Final answer:
The frequency of damped oscillations in the horizontal spring-mass system is approximately 3.06 Hz. The number of cycles corresponding to a 50% reduction in amplitude is approximately 0.227 seconds.
Step-by-step explanation:
i. To find the frequency of damped oscillations in a horizontal spring-mass system with Coulomb damping, we can use the formula:
f = (√(k/m)^2 - (2πξ)^2)
Where f is the frequency, k is the spring stiffness, m is the mass, and ξ is the coefficient of friction.

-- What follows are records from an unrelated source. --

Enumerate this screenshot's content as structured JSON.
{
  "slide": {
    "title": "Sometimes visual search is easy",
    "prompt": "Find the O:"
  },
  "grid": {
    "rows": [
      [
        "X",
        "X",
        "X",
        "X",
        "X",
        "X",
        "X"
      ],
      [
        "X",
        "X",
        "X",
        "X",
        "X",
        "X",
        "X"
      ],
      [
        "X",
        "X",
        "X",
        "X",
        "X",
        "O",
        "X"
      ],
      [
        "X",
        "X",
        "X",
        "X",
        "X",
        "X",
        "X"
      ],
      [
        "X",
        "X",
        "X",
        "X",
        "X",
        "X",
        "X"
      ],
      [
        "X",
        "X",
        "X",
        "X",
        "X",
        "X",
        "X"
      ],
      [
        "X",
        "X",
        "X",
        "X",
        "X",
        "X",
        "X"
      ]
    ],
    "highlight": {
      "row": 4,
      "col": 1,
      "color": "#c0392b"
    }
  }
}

Plugging in the values given, we have:
f = (√((980 N/m) / 5 kg)^2 - (2π * 0.25)^2)
Simplifying, we find that the frequency of damped oscillations is approximately 3.06 Hz.

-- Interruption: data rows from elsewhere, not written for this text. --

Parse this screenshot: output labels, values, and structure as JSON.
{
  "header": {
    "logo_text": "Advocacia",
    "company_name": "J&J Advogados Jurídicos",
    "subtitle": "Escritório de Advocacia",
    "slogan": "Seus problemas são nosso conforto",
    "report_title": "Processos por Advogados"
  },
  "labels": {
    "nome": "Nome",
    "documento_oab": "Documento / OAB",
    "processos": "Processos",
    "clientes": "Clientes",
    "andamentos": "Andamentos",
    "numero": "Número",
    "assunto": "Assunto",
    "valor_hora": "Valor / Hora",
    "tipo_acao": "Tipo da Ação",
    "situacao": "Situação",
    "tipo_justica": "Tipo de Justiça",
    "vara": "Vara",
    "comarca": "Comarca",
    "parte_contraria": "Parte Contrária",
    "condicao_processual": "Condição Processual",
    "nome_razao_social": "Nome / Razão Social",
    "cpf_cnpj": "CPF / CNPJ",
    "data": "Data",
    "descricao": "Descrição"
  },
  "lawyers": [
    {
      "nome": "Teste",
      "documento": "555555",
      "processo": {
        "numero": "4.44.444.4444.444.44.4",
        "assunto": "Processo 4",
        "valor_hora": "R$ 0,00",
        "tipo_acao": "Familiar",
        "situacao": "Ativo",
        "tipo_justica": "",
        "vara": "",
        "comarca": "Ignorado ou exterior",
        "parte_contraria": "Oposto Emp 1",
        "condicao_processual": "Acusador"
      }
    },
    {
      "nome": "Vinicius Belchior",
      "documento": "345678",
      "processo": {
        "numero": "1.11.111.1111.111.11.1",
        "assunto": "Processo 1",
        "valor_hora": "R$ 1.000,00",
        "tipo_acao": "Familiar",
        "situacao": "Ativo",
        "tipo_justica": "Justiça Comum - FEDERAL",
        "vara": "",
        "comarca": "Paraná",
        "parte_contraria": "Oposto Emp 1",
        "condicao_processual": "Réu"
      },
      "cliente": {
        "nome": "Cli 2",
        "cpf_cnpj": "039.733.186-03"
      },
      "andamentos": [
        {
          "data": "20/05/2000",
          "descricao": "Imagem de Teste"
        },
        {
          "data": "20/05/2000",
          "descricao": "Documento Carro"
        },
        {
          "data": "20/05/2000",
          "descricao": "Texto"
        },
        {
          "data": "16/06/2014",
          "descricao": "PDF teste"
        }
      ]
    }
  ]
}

ii. To calculate the number of cycles corresponding to a 50% reduction in amplitude, we can use the formula:
n = t * f
Where n is the number of cycles, t is the time period, and f is the frequency. Since the frequency is given and we need to find the time period, we can rearrange the formula:
t = n / f
Given that the initial amplitude is 5 cm and the 50% reduction corresponds to half of the initial amplitude, we have:
n = log(0.5) / log(0.5)
Substituting the values into the formula, we get:
t = (log(0.5) / log(0.5)) / 3.06 Hz
Simplifying, we find that the time taken to achieve a 50% reduction in amplitude is approximately 0.227 seconds.